October 28, 2021
I can’t help but notice unusual trees, big and small. Those which are beautiful and those that look distressed. Those which are clearly scarred yet thriving. I take endless photos of them and imagine how one day in my home I might have a room dedicated to photographs of trees with captions of how they impacted me in this journey we all call life.
There is lesson for me in each tree that graces my path, gives me insight into my own humanity, or becomes an uncanny connection to what is happening behind the scenes here at SOREDI. The remarkable tree pictured, gave me a fabulously framed picture of the path up Mt. Eddy this past summer, and reminded me of how paths can be rocky and slow going, but surely have great rewards. At times, no matter how rewarding that tree-lined trail may appear to be or how great the vistas ahead, it is often necessary to change course and take a different path.
Case in point: we have been head-down at SOREDI working on a collaborative project related to our beautiful Greenway (though still rocky, incomplete, and unrefined in sections) which currently meanders through seven Southern Oregon cities. We have spoken to multiple jurisdictions and partners about the potential of a collaborative project to significantly impact our region. Yet, just this week we realized that even as grand an idea we had in mind, and how passionate we were to champion the effort, the time is not right yet for the prospective grant application we had hoped to submit. We realized that we had the cart before the horse. In trail lingo, we had our trekking poles in hand before we had put our boots on. We must take a different trail, at least for now.
I transition now to visually share how direct lightning strikes, tumors, and burn scars in our lives, can also lead to our long-term resiliency, and strengthen our resolve to keep going. Many citizens and businesses are living this now, following the devastating wildfires of 2020. You may see an ugly wounded tree or other obstacle in your path. Yet by taking a fresh look from every angle, a 360-degree view, you may find remarkable support and inspiration standing in your shadow or right behind, ready to support you.
Case in point: SOREDI is incredibly blessed to have an entire staff that is actively engaged. They are highly supportive of every initiative SOREDI takes on: from local business outreach to recruitment response to loan program management, to grant administration, and to those dreaded – but critically important – reports we must make on a regular basis.
I might be guilty of overthinking reports and procrastinate, rather than ask for help. But in my belaboring moments of pulling all the data together in my old-school ways, I find a willing and capable staff standing in my shadow doing their much more tech-savvy part to fill in the gaps. In the end, SOREDI is all the stronger as we manage through whatever lies before us, despite the obstacle, which could be me!
By the time you are reading this blog, yes, all those EDA federal reports that are due by October 30 will be successfully uploaded, while we are internally reminded at SOREDI that we are collectively doing great work for Southern Oregon! Thank you, Amy, Kim, Terrill, Abigail and Caitlin, for holding me up and helping SOREDI grow mightily stronger and more effective every day.
Of course, I am most compelled to also share one more inspirational photo of the tree which instigated this “Lean on Me” writing. Technically, it is two trees. After all, you can’t really lean on another if there is only one of you! This photo reminds me of how there is great wisdom in leaning into your heritage and supporting those who may follow in your footsteps.

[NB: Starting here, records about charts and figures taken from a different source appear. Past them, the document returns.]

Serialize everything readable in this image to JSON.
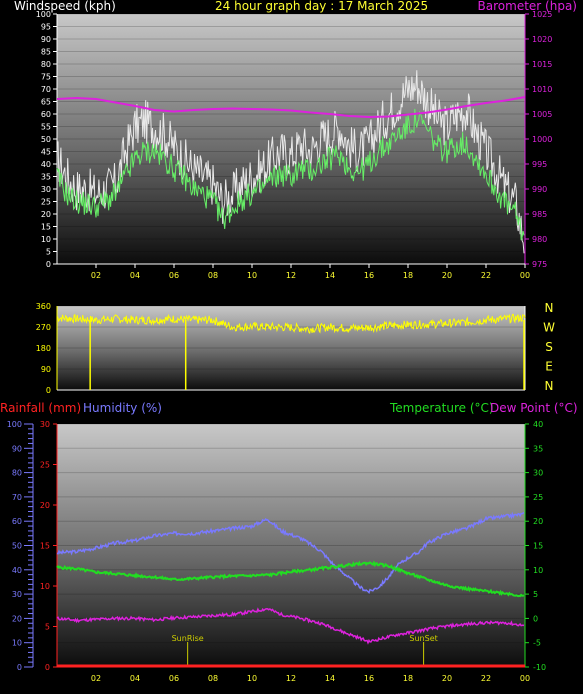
{
  "header": {
    "wind_label": "Windspeed (kph)",
    "title": "24 hour graph day : 17 March 2025",
    "baro_label": "Barometer (hpa)",
    "rain_label": "Rainfall (mm)",
    "hum_label": "Humidity (%)",
    "temp_label": "Temperature (°C)",
    "dew_label": "Dew Point (°C)"
  },
  "colors": {
    "wind_label": "#ffffff",
    "title": "#ffff33",
    "baro": "#dd22dd",
    "gust": "#e8e8e8",
    "avg": "#66ee66",
    "dir": "#ffff00",
    "rain": "#ff2222",
    "hum": "#7a7aff",
    "temp": "#22dd22",
    "dew": "#dd22dd",
    "marker": "#cccc00"
  },
  "chart_data": [
    {
      "type": "line",
      "name": "wind",
      "x_ticks": [
        "02",
        "04",
        "06",
        "08",
        "10",
        "12",
        "14",
        "16",
        "18",
        "20",
        "22",
        "00"
      ],
      "y_ticks": [
        0,
        5,
        10,
        15,
        20,
        25,
        30,
        35,
        40,
        45,
        50,
        55,
        60,
        65,
        70,
        75,
        80,
        85,
        90,
        95,
        100
      ],
      "ylim": [
        0,
        100
      ],
      "baro_ticks": [
        975,
        980,
        985,
        990,
        995,
        1000,
        1005,
        1010,
        1015,
        1020,
        1025
      ],
      "baro_lim": [
        975,
        1025
      ],
      "gust_points": [
        [
          0,
          42
        ],
        [
          0.5,
          35
        ],
        [
          1,
          30
        ],
        [
          1.5,
          30
        ],
        [
          2,
          28
        ],
        [
          2.5,
          30
        ],
        [
          3,
          32
        ],
        [
          3.5,
          45
        ],
        [
          4,
          55
        ],
        [
          4.5,
          57
        ],
        [
          5,
          55
        ],
        [
          5.5,
          52
        ],
        [
          6,
          47
        ],
        [
          6.5,
          42
        ],
        [
          7,
          38
        ],
        [
          7.5,
          35
        ],
        [
          8,
          32
        ],
        [
          8.5,
          25
        ],
        [
          9,
          28
        ],
        [
          9.5,
          32
        ],
        [
          10,
          35
        ],
        [
          10.5,
          38
        ],
        [
          11,
          42
        ],
        [
          11.5,
          45
        ],
        [
          12,
          43
        ],
        [
          12.5,
          48
        ],
        [
          13,
          45
        ],
        [
          13.5,
          50
        ],
        [
          14,
          52
        ],
        [
          14.5,
          55
        ],
        [
          15,
          47
        ],
        [
          15.5,
          45
        ],
        [
          16,
          48
        ],
        [
          16.5,
          55
        ],
        [
          17,
          60
        ],
        [
          17.5,
          65
        ],
        [
          18,
          70
        ],
        [
          18.5,
          72
        ],
        [
          19,
          65
        ],
        [
          19.5,
          58
        ],
        [
          20,
          55
        ],
        [
          20.5,
          60
        ],
        [
          21,
          62
        ],
        [
          21.5,
          52
        ],
        [
          22,
          45
        ],
        [
          22.5,
          38
        ],
        [
          23,
          30
        ],
        [
          23.5,
          25
        ],
        [
          24,
          8
        ]
      ],
      "avg_points": [
        [
          0,
          35
        ],
        [
          0.5,
          28
        ],
        [
          1,
          25
        ],
        [
          1.5,
          24
        ],
        [
          2,
          23
        ],
        [
          2.5,
          25
        ],
        [
          3,
          28
        ],
        [
          3.5,
          35
        ],
        [
          4,
          42
        ],
        [
          4.5,
          45
        ],
        [
          5,
          45
        ],
        [
          5.5,
          42
        ],
        [
          6,
          38
        ],
        [
          6.5,
          35
        ],
        [
          7,
          30
        ],
        [
          7.5,
          28
        ],
        [
          8,
          25
        ],
        [
          8.5,
          18
        ],
        [
          9,
          22
        ],
        [
          9.5,
          26
        ],
        [
          10,
          28
        ],
        [
          10.5,
          30
        ],
        [
          11,
          34
        ],
        [
          11.5,
          36
        ],
        [
          12,
          35
        ],
        [
          12.5,
          38
        ],
        [
          13,
          37
        ],
        [
          13.5,
          40
        ],
        [
          14,
          42
        ],
        [
          14.5,
          44
        ],
        [
          15,
          38
        ],
        [
          15.5,
          37
        ],
        [
          16,
          40
        ],
        [
          16.5,
          45
        ],
        [
          17,
          48
        ],
        [
          17.5,
          52
        ],
        [
          18,
          55
        ],
        [
          18.5,
          58
        ],
        [
          19,
          53
        ],
        [
          19.5,
          47
        ],
        [
          20,
          45
        ],
        [
          20.5,
          48
        ],
        [
          21,
          48
        ],
        [
          21.5,
          42
        ],
        [
          22,
          36
        ],
        [
          22.5,
          30
        ],
        [
          23,
          24
        ],
        [
          23.5,
          20
        ],
        [
          24,
          10
        ]
      ],
      "baro_points": [
        [
          0,
          1008
        ],
        [
          1,
          1008.2
        ],
        [
          2,
          1008
        ],
        [
          3,
          1007.3
        ],
        [
          4,
          1006.6
        ],
        [
          5,
          1005.8
        ],
        [
          6,
          1005.5
        ],
        [
          7,
          1005.8
        ],
        [
          8,
          1006
        ],
        [
          9,
          1006.1
        ],
        [
          10,
          1006
        ],
        [
          11,
          1005.9
        ],
        [
          12,
          1005.7
        ],
        [
          13,
          1005.3
        ],
        [
          14,
          1005
        ],
        [
          15,
          1004.6
        ],
        [
          16,
          1004.4
        ],
        [
          17,
          1004.5
        ],
        [
          18,
          1004.9
        ],
        [
          19,
          1005.3
        ],
        [
          20,
          1005.9
        ],
        [
          21,
          1006.6
        ],
        [
          22,
          1007.2
        ],
        [
          23,
          1007.7
        ],
        [
          24,
          1008.4
        ]
      ]
    },
    {
      "type": "line",
      "name": "direction",
      "y_ticks": [
        0,
        90,
        180,
        270,
        360
      ],
      "ylim": [
        0,
        360
      ],
      "compass": [
        "N",
        "W",
        "S",
        "E",
        "N"
      ],
      "points": [
        [
          0,
          310
        ],
        [
          1,
          305
        ],
        [
          2,
          300
        ],
        [
          3,
          305
        ],
        [
          4,
          300
        ],
        [
          5,
          300
        ],
        [
          6,
          305
        ],
        [
          7,
          300
        ],
        [
          8,
          300
        ],
        [
          9,
          270
        ],
        [
          10,
          272
        ],
        [
          11,
          270
        ],
        [
          12,
          268
        ],
        [
          13,
          262
        ],
        [
          14,
          270
        ],
        [
          15,
          265
        ],
        [
          16,
          268
        ],
        [
          17,
          275
        ],
        [
          18,
          280
        ],
        [
          19,
          282
        ],
        [
          20,
          285
        ],
        [
          21,
          290
        ],
        [
          22,
          300
        ],
        [
          23,
          305
        ],
        [
          24,
          310
        ]
      ],
      "drops": [
        1.7,
        6.6,
        23.95
      ]
    },
    {
      "type": "line",
      "name": "climate",
      "x_ticks": [
        "02",
        "04",
        "06",
        "08",
        "10",
        "12",
        "14",
        "16",
        "18",
        "20",
        "22",
        "00"
      ],
      "rain_ticks": [
        0,
        5,
        10,
        15,
        20,
        25,
        30
      ],
      "rain_lim": [
        0,
        30
      ],
      "hum_ticks": [
        0,
        10,
        20,
        30,
        40,
        50,
        60,
        70,
        80,
        90,
        100
      ],
      "hum_lim": [
        0,
        100
      ],
      "temp_ticks": [
        -10,
        -5,
        0,
        5,
        10,
        15,
        20,
        25,
        30,
        35,
        40
      ],
      "temp_lim": [
        -10,
        40
      ],
      "markers": [
        {
          "label": "SunRise",
          "x": 6.7
        },
        {
          "label": "SunSet",
          "x": 18.8
        }
      ],
      "humidity": [
        [
          0,
          47
        ],
        [
          1,
          47.5
        ],
        [
          2,
          49
        ],
        [
          3,
          51
        ],
        [
          4,
          52
        ],
        [
          5,
          54
        ],
        [
          6,
          55
        ],
        [
          7,
          55
        ],
        [
          8,
          56
        ],
        [
          9,
          57
        ],
        [
          10,
          58
        ],
        [
          10.8,
          61
        ],
        [
          11.5,
          56
        ],
        [
          12.5,
          53
        ],
        [
          13.5,
          48
        ],
        [
          14.2,
          42
        ],
        [
          14.8,
          38
        ],
        [
          15.5,
          33
        ],
        [
          16,
          31
        ],
        [
          16.5,
          33
        ],
        [
          17,
          37
        ],
        [
          17.5,
          42
        ],
        [
          18,
          45
        ],
        [
          18.5,
          47
        ],
        [
          19,
          51
        ],
        [
          20,
          55
        ],
        [
          21,
          57
        ],
        [
          21.5,
          59
        ],
        [
          22,
          61
        ],
        [
          23,
          62
        ],
        [
          24,
          63
        ]
      ],
      "temperature": [
        [
          0,
          10.5
        ],
        [
          1,
          10.2
        ],
        [
          2,
          9.5
        ],
        [
          3,
          9.2
        ],
        [
          4,
          8.8
        ],
        [
          5,
          8.5
        ],
        [
          6,
          8
        ],
        [
          7,
          8.2
        ],
        [
          8,
          8.5
        ],
        [
          9,
          8.7
        ],
        [
          10,
          8.8
        ],
        [
          11,
          9
        ],
        [
          12,
          9.6
        ],
        [
          13,
          10
        ],
        [
          14,
          10.5
        ],
        [
          15,
          11
        ],
        [
          16,
          11.4
        ],
        [
          17,
          10.8
        ],
        [
          18,
          9.3
        ],
        [
          19,
          8
        ],
        [
          20,
          6.8
        ],
        [
          21,
          6.1
        ],
        [
          22,
          5.6
        ],
        [
          23,
          5.2
        ],
        [
          24,
          4.5
        ]
      ],
      "dewpoint": [
        [
          0,
          0
        ],
        [
          1,
          -0.4
        ],
        [
          2,
          -0.2
        ],
        [
          3,
          0
        ],
        [
          4,
          0
        ],
        [
          5,
          -0.3
        ],
        [
          6,
          0.1
        ],
        [
          7,
          0.3
        ],
        [
          8,
          0.6
        ],
        [
          9,
          0.8
        ],
        [
          10,
          1.4
        ],
        [
          10.8,
          2
        ],
        [
          11.5,
          0.8
        ],
        [
          12.5,
          0
        ],
        [
          13.5,
          -1
        ],
        [
          14.2,
          -2
        ],
        [
          14.8,
          -3
        ],
        [
          15.5,
          -4
        ],
        [
          16,
          -4.8
        ],
        [
          16.5,
          -4.3
        ],
        [
          17,
          -3.8
        ],
        [
          17.5,
          -3.3
        ],
        [
          18,
          -3
        ],
        [
          18.5,
          -2.6
        ],
        [
          19,
          -2.2
        ],
        [
          20,
          -1.6
        ],
        [
          21,
          -1.2
        ],
        [
          22,
          -0.9
        ],
        [
          23,
          -0.9
        ],
        [
          24,
          -1.5
        ]
      ],
      "rainfall": [
        [
          0,
          0
        ],
        [
          24,
          0
        ]
      ]
    }
  ]
}
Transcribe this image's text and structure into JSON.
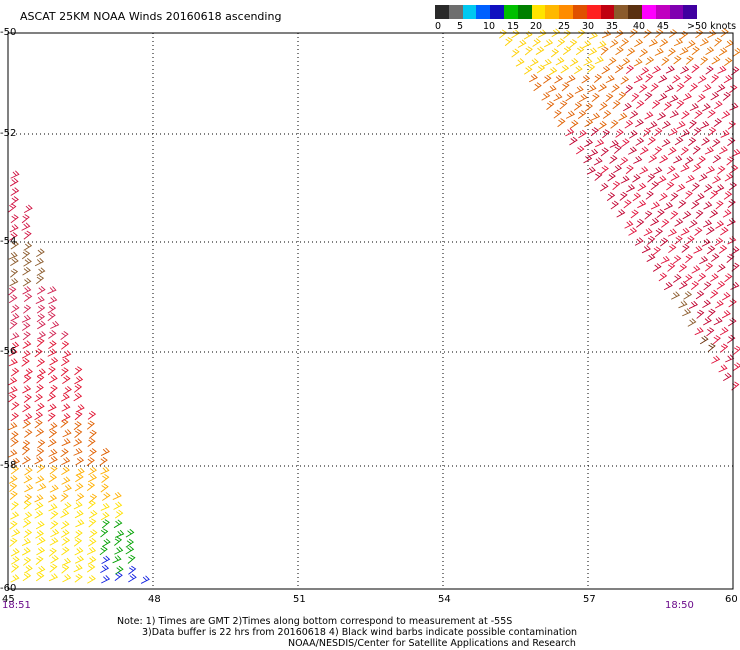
{
  "title": "ASCAT 25KM NOAA Winds 20160618 ascending",
  "colorbar": {
    "labels": [
      "0",
      "5",
      "10",
      "15",
      "20",
      "25",
      "30",
      "35",
      "40",
      "45",
      ">50 knots"
    ],
    "colors": [
      "#2a2a2a",
      "#6e6e6e",
      "#00c8f0",
      "#0060ff",
      "#1010c0",
      "#00c000",
      "#008000",
      "#ffe400",
      "#ffb800",
      "#ff8c00",
      "#e05000",
      "#ff2020",
      "#c00010",
      "#8b5a2b",
      "#5a3010",
      "#ff00ff",
      "#c000c0",
      "#8000b0",
      "#4000a0"
    ]
  },
  "map": {
    "lon_ticks": [
      "45",
      "48",
      "51",
      "54",
      "57",
      "60"
    ],
    "lat_ticks": [
      "-50",
      "-52",
      "-54",
      "-56",
      "-58",
      "-60"
    ],
    "time_left": "18:51",
    "time_right": "18:50"
  },
  "notes": {
    "line1": "Note: 1) Times are GMT 2)Times along bottom correspond to measurement at -55S",
    "line2": "3)Data buffer is 22 hrs from 20160618 4) Black wind barbs indicate possible contamination",
    "line3": "NOAA/NESDIS/Center for Satellite Applications and Research"
  }
}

I see the younger tree, which almost looks like it is resting on the laurels of the older tree. Perhaps it gleaned wisdom from the other – much like we might glean insight from our forefathers or aging parents. Or possibly, we wish we had stayed more connected to the generation of wisdom that went before us in our various professional fields and personal lives.
Or maybe instead you see how the older tree might have been nurturing the younger tree all along. Perhaps, the older was strengthening the younger to navigate a harsh climate, chaotic world, and uncertain future.
Case in point: A huge shoutout to every SOREDI partner, board member, and business who consistently shows up to help SOREDI navigate change, share inspiration, and offer best next steps to accomplish objectives that strengthen the whole of Southern Oregon. Or change course. We cannot exist nor prosper as your regional economic development agency apart from you.
On a more personal note: Thank you to every member of my faithful community group that meets up every Tuesday night to enjoy a meal, offer encouragement, share their authentic lives and experiences – including the really, hard stuff – and then pray diligently for one another. You are my personal grove of Ponderosa Pines.
Since this writing is only words on a screen, you won’t necessarily see or ever know how emotional I can become by trees; even more so the personal application these tree tales tell. Try saying that three times fast! Truly, I aspire to be planted like the tree, as described by the Psalmist below (Psalm 1:3), in personal life and at the helm of SOREDI.
“He will be like a tree planted by streams of water,
Which yields its fruit in its season,
And its leaf does not wither;
And in whatever he does, he prospers.”